The cut-off yields were fixed at 11.39 percent for the 2-year bond, 11.40 percent for the 3-year, 11.70 percent for the 5-year, 12.49 percent for the 10-year, and 12.70 percent for the 15-year bond. These yields indicate the SBP’s strategy to maintain investor engagement while keeping borrowing costs aligned with the central bank’s monetary policy stance.

Investor participation was notably strong across all tenors. For the 2-year bond, bids worth Rs276.03 billion were received, with Rs63.14 billion accepted. The 3-year bond saw Rs188 billion in bids, with Rs37.01 billion accepted. The 5-year bond had a bid volume of Rs375.49 billion, out of which Rs130.43 billion was accepted. Similarly, the 10-year bond attracted Rs87.07 billion in bids with Rs38.2 billion accepted. The most significant participation came in the 15-year bond, where Rs290.5 billion was bid and Rs288 billion was accepted, indicating high investor interest in long-term government securities.
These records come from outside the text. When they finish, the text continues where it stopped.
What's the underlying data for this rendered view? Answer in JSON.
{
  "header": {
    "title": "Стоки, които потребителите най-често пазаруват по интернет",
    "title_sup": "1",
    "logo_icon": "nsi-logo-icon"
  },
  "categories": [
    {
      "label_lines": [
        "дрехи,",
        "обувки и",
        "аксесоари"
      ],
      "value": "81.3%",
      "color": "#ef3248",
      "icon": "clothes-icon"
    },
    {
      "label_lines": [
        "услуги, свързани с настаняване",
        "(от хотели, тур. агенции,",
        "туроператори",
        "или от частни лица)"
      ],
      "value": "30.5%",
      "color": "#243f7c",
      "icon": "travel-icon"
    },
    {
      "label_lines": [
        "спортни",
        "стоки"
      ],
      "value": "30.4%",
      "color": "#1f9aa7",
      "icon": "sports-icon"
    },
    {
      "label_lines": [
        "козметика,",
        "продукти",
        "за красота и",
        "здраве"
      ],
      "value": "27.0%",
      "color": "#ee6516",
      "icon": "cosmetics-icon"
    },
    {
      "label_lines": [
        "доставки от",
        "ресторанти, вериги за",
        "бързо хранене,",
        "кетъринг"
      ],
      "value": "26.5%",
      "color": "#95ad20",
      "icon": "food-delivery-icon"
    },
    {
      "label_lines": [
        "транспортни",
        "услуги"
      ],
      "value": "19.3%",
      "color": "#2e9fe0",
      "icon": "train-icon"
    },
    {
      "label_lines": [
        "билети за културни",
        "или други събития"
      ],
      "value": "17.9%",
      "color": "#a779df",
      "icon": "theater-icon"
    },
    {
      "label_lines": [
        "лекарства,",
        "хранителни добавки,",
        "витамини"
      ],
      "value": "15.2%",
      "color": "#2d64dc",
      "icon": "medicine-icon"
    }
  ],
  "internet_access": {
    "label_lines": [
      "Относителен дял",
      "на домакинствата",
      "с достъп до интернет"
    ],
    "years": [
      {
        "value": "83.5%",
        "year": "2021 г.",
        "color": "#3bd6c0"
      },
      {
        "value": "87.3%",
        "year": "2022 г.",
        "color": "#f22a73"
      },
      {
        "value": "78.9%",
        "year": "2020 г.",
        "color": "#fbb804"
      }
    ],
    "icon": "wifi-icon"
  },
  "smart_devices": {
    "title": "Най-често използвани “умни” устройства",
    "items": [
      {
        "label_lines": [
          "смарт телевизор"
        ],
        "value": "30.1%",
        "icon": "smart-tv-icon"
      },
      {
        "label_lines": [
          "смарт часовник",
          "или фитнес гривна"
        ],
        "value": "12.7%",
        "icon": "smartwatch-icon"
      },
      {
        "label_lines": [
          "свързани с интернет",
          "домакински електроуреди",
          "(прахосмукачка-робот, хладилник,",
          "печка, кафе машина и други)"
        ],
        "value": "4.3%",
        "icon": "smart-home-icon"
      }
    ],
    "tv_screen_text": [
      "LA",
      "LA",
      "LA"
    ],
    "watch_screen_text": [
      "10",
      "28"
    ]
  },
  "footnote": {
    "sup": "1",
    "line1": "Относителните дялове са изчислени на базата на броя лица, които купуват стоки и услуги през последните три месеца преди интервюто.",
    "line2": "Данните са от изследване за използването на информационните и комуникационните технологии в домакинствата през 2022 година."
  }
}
This auction outcome underscores a clear preference among investors for long-dated instruments, possibly signaling expectations of stable interest rates or moderate inflation in the medium term. The acceptance of a large portion of 15-year bonds suggests that market participants are locking in returns over a longer horizon, taking advantage of relatively attractive yields.

The SBP’s selective acceptance of bids highlights a cautious yet strategic approach in managing public debt. By not accepting the full offer amount, the central bank has managed to maintain control over market liquidity while ensuring that government financing needs are met efficiently.

The recent auction also reflects the central bank’s broader debt management policy, which aims to diversify funding sources, extend the maturity profile of public debt, and reduce rollover risks. The presence of consistent demand across maturities shows that government securities continue to be viewed as a reliable investment by the financial sector.

As Pakistan continues to navigate complex fiscal and macroeconomic conditions, the performance of government bond auctions will remain a key indicator of investor sentiment and monetary stability. The SBP is expected to continue monitoring inflation, exchange rates, and fiscal developments closely, with further auctions likely in the coming months to support the financing strategy.

Overall, the successful outcome of this PIB auction points to a healthy appetite for fixed-income instruments in Pakistan’s financial markets, reaffirming confidence in government policy and the SBP’s market operations.